Görece genç nüfusu ve demografik yapısı itibari ile gelişmekte olan bir ülke olması dolayısıyla Türkiye (her ne kadar Trump bu hafta tersini iddia ettiyse de bu başka bir yazının ve ticaret savaşlarının konusu) iç talebin her zaman cazip olduğu bir ülke konumundadır. 2019 yılında bu iç talebi karşılama kabiliyetini bir de ihraç potansiyeli ile birleştirebilen şirketler yerli ve yabancı yatırım fonlarının en çok aradığı hedefler olarak öne çıkıyor. Günümüzün literatüründe küresel rekabet konjonktürü şirketlerin büyümesini bir amaç olmaktan çıkararak varlıklarını sürdürebilmeleri için bir zorunluluk haline getirmiştir. Ölçek ekonomisinden faydalanabilmek için şirketler yeni kaynaklar bularak yeni yatırımlarda faaliyet gösterdikleri pazarda daha etkin bir konuma gelerek hem fiyatı hem de pazar dinamiğini kontrol altına almak isterler. Türkiye gibi tasarruf oranının düşük olduğu ülkelerde firmalar ölçek olarak büyümeleri için gereken mali kaynakları bankadan borçlanarak (-ki o büyüklükte bir kaynağı bankalardan ödenebilir şartlarda almak çok kolay olmayacaktır) temin etmek yerine stratejik yada finansal ortak alarak da sağlayabilirler.

Özel Sermaye Fonları (Private Equity) genel olarak 5-7 yıllık zaman içerisinde yatırım yaptıkları şirketleri büyütüp paylarını satarak işlemi kapatma hedefinde oldukları için sadece finansal kaynak yaratmaklakalmayıp hedef şirketin yönetimine de katılarak büyüme aşamasında temel hedef olan verimlilik artışını sağlamada da önemli rol oynar.

Deloitte’nin 2018 Yılı Birleşme ve Satın Almalar Raporuna göre geçtiğimiz yıl yaşanan olumsuz ekonomik gelişmelere rağmen, Türkiye Birleşme ve Satın Alma pazarı önceki iki yıla göre daha iyi bir performans gösterdi. Az sayıdaki büyük ölçekli işlem ve yılın ilk yarısındaki güçlü işlem hacmi sayesinde 2018’de toplam 12 milyar dolar tutarında 256 adet işlem gerçekleşti. İşlem sayısı 2017’deki rekor sayıya göre %13 oranında azalsa da, toplam işlem hacmi %17 oranında artış gösterdi.İşlem değeri açıklanan en büyük 10 işlem aşağıdaki tabloda gösterildiği gibidir.

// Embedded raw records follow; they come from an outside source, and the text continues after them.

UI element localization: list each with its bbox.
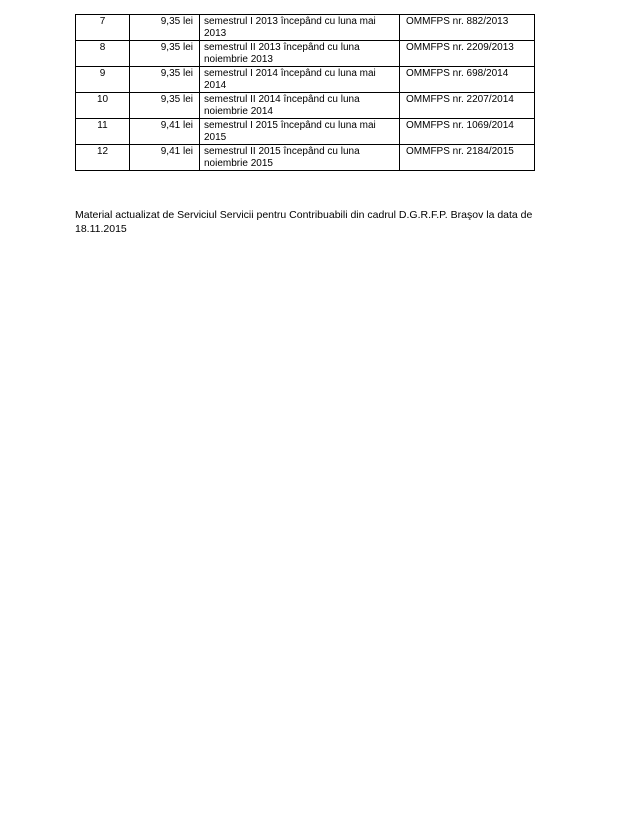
legal-act-cell: OMMFPS nr. 2209/2013 bbox=[400, 41, 535, 67]
row-number-cell: 8 bbox=[76, 41, 130, 67]
legal-act-cell: OMMFPS nr. 698/2014 bbox=[400, 67, 535, 93]
table-row bbox=[76, 67, 535, 93]
legal-act-cell: OMMFPS nr. 882/2013 bbox=[400, 15, 535, 41]
row-number-cell: 10 bbox=[76, 93, 130, 119]
legal-act-cell: OMMFPS nr. 2184/2015 bbox=[400, 145, 535, 171]
row-number-cell: 11 bbox=[76, 119, 130, 145]
table-row bbox=[76, 119, 535, 145]
period-cell: semestrul II 2013 începând cu luna noiembrie 2013 bbox=[200, 41, 400, 67]
row-number-cell: 9 bbox=[76, 67, 130, 93]
period-cell: semestrul I 2013 începând cu luna mai 2013 bbox=[200, 15, 400, 41]
value-cell: 9,41 lei bbox=[130, 119, 200, 145]
value-cell: 9,41 lei bbox=[130, 145, 200, 171]
legal-act-cell: OMMFPS nr. 1069/2014 bbox=[400, 119, 535, 145]
period-cell: semestrul II 2014 începând cu luna noiembrie 2014 bbox=[200, 93, 400, 119]
period-cell: semestrul II 2015 începând cu luna noiembrie 2015 bbox=[200, 145, 400, 171]
value-cell: 9,35 lei bbox=[130, 67, 200, 93]
period-cell: semestrul I 2014 începând cu luna mai 2014 bbox=[200, 67, 400, 93]
table-row bbox=[76, 145, 535, 171]
row-number-cell: 7 bbox=[76, 15, 130, 41]
legal-act-cell: OMMFPS nr. 2207/2014 bbox=[400, 93, 535, 119]
value-cell: 9,35 lei bbox=[130, 41, 200, 67]
footer-note: Material actualizat de Serviciul Servicii pentru Contribuabili din cadrul D.G.R.F.P. Braşov la data de 18.11.2015 bbox=[75, 209, 533, 235]
table-row bbox=[76, 41, 535, 67]
period-cell: semestrul I 2015 începând cu luna mai 2015 bbox=[200, 119, 400, 145]
row-number-cell: 12 bbox=[76, 145, 130, 171]
value-cell: 9,35 lei bbox=[130, 15, 200, 41]
value-cell: 9,35 lei bbox=[130, 93, 200, 119]
table-row bbox=[76, 15, 535, 41]
table-row bbox=[76, 93, 535, 119]
values-table bbox=[75, 14, 535, 171]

  2018 yılında, işlem hacmi bazında finansal hizmetler sektörünün, işlem adedi bazında ise 2017 yılında da olduğu gibi bilişim sektörünün ilk sırada olduğu görülmektedir.

Ülkemiz ekonomisinde işletme sayısı anlamında şirketlerin büyük bölümünün KOBİ’lerden oluştuğunu düşündüğümüzde kaynak ihtiyacınım önemi daha da net ortaya çıkmaktadır. KOBİ’lerin organik ya da inorganik büyüme stratejileri, mevcut operasyonların optimize edilmesi, organizasyonel yeniden yapılanma ve entelektüel sermaye optimizasyonu gibi günlük faaliyetlerinin dışında kalan katma değerli hizmetler için personel istihdam etmeleri çok maliyetli olmaktadır. Buna rağmen Kırklareli gibi özellikle süt ve süt ürünleri üretiminde çok kaliteli ürünleri bulunan ve İstanbul gibi doyurması git gide zorlaşan bir pazara coğrafi yakınlığı ile de öne çıkan bir bölge ekonomisinin özel girişim sermayeleri tarafında keşfedilmesi uzak ihtmal olmayacaktır.